Lisboa –    As   empresas privadas Westside e Semba Comunicações, detidas por Welwistchea dos Santos e José Paulino dos Santos recebem  da Televisão Pública de Angola (TPA), o equivalente a 30 milhões de dólares anuais pela  produção de programas  e gestão do canal2  televisão Estatal. 
 
Fonte: Club-k.net
 
REVU: Filha  do ex-Presidente  tornou-se   opositora do governo
 
O acordo foi recentemente   suspenso    pelo governo de João Lourenço  como medida de austeridade  e de poupar gastos ao Estado angolano,  por  efeito da crise que assola o país. 
 
 
De acordo com esclarecimentos, prestados ao Club-K,  as empresas privadas destes dois  filhos do ex-Presidente, José Eduardo dos Santos recebiam duas vezes fundos do Estado angolano através de duas distintas instituições, pelo mesmo trabalho.

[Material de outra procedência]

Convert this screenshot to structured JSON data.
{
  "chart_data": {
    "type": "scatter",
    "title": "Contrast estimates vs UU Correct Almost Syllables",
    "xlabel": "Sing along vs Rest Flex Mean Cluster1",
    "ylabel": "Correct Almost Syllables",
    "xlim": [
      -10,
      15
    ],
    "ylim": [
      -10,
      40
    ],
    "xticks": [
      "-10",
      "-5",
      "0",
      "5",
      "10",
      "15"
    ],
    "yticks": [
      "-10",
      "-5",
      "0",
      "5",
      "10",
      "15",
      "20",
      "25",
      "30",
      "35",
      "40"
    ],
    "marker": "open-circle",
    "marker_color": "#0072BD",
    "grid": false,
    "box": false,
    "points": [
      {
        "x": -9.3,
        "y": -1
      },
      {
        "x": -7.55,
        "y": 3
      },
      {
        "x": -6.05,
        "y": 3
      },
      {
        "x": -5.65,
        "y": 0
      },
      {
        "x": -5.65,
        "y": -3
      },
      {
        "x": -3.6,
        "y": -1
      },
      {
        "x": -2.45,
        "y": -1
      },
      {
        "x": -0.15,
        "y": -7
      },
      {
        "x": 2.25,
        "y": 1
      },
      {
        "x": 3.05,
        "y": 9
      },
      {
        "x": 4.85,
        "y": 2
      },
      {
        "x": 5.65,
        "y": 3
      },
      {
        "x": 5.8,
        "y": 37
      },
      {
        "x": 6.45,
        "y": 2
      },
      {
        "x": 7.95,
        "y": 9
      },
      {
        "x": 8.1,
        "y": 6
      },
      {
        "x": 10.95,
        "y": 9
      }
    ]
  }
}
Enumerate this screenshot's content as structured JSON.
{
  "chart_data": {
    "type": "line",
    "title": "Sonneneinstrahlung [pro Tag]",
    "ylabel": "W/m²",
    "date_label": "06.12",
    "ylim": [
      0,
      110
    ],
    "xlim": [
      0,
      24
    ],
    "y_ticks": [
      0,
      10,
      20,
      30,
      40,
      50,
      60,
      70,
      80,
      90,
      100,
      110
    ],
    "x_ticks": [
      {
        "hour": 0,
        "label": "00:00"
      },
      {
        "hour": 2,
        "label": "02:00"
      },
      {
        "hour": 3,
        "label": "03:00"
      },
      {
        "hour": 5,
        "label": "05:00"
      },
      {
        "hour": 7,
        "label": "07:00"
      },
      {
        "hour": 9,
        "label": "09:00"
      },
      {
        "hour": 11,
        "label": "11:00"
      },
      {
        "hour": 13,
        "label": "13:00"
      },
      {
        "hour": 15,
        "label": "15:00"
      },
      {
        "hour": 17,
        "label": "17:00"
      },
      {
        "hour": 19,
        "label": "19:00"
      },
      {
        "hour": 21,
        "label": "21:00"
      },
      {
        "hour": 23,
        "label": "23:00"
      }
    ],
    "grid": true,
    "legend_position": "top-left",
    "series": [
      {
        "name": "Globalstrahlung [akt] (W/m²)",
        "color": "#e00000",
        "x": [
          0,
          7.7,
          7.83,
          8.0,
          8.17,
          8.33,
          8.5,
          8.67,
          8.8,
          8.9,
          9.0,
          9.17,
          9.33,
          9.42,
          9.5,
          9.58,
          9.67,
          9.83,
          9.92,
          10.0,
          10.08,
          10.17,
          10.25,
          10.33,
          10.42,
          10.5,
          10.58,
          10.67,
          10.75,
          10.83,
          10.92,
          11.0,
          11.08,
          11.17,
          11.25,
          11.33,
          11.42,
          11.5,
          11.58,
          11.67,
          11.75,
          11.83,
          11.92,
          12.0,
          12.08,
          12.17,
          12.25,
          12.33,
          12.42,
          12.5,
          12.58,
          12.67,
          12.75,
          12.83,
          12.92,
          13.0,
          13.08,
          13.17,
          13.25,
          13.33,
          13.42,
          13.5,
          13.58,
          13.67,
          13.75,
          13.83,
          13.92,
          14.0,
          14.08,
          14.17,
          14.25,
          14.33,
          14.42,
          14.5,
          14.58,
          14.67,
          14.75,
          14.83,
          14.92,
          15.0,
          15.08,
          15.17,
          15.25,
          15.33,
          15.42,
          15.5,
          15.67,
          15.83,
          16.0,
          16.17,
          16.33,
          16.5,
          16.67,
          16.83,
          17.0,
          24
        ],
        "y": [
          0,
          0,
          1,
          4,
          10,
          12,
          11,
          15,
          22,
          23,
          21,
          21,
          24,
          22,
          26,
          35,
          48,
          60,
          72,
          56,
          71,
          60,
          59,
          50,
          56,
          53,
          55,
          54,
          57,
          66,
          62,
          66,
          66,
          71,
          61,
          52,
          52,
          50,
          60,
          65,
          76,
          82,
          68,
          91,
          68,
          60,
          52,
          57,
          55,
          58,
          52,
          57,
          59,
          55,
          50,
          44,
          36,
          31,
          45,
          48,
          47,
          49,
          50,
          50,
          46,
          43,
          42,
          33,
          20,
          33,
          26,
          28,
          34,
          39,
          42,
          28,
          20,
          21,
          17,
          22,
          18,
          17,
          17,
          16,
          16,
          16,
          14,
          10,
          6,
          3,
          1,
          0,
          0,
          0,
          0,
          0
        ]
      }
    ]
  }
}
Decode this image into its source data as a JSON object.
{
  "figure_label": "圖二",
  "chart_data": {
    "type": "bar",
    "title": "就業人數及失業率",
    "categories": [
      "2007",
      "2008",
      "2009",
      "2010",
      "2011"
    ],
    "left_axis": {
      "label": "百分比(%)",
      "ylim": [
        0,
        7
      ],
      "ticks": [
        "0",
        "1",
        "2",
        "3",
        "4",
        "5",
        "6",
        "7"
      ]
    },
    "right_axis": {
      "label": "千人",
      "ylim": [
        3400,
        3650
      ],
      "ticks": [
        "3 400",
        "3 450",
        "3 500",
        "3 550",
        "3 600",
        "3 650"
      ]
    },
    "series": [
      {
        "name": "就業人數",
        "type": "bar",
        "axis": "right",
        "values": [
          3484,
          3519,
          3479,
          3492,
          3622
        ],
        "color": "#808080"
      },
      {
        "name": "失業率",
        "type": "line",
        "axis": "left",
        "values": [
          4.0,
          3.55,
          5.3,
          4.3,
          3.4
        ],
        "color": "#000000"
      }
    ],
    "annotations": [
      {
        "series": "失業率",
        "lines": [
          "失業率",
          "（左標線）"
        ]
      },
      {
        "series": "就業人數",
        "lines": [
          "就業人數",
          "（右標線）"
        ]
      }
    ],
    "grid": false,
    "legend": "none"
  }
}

Numa fase inicial a Semba Comunicações   recebia  USD 100 milhões do extinto GRECIMA, órgão que funcionava na orbita da Presidência da República. 
 
 
A Semba Comunicações usava os fundos provindos do GRECIMA para produção de programas de televisão e propaganda do governo e por sua vez revendia os programas a Televisão estatal.  Os fundos que recebiam da TPA  eram canalizados para  Westside, controlada pela deputada Tchizé dos Santos. 
 
 
Não obstante ser paga com fundos públicos a  Semba Comunicações e a Westside usam  também, a custo zero,  um  estúdio  de última geração, da TPA designado por “Nave principal” localizado no centro de produção do Camama. É lá, onde a Semba realiza a produção dos programas do Canal 2. 
 
 
No âmbito desta  parceria, a  Semba Comunicações ficava também com as verbas colhidas de toda publicidade feita no Canal 2 da TPA. Ambas empresas controlavam também o canal da TPA Internacional.  
 
 
Foi também com fundos provenientes desta parceria que a Semba Comunicações montou um estúdio padronizado na zona de Canaxide em Lisboa. 
 
 
Na sequencia da suspensão por parte do governo angolano, a deputada Welwistchea dos Santos tem sido criticada pelo seu comportamento em usar as redes sócias, para falar mal do novo governo de Angola e ao  MPLA, partido  na qual faz parte.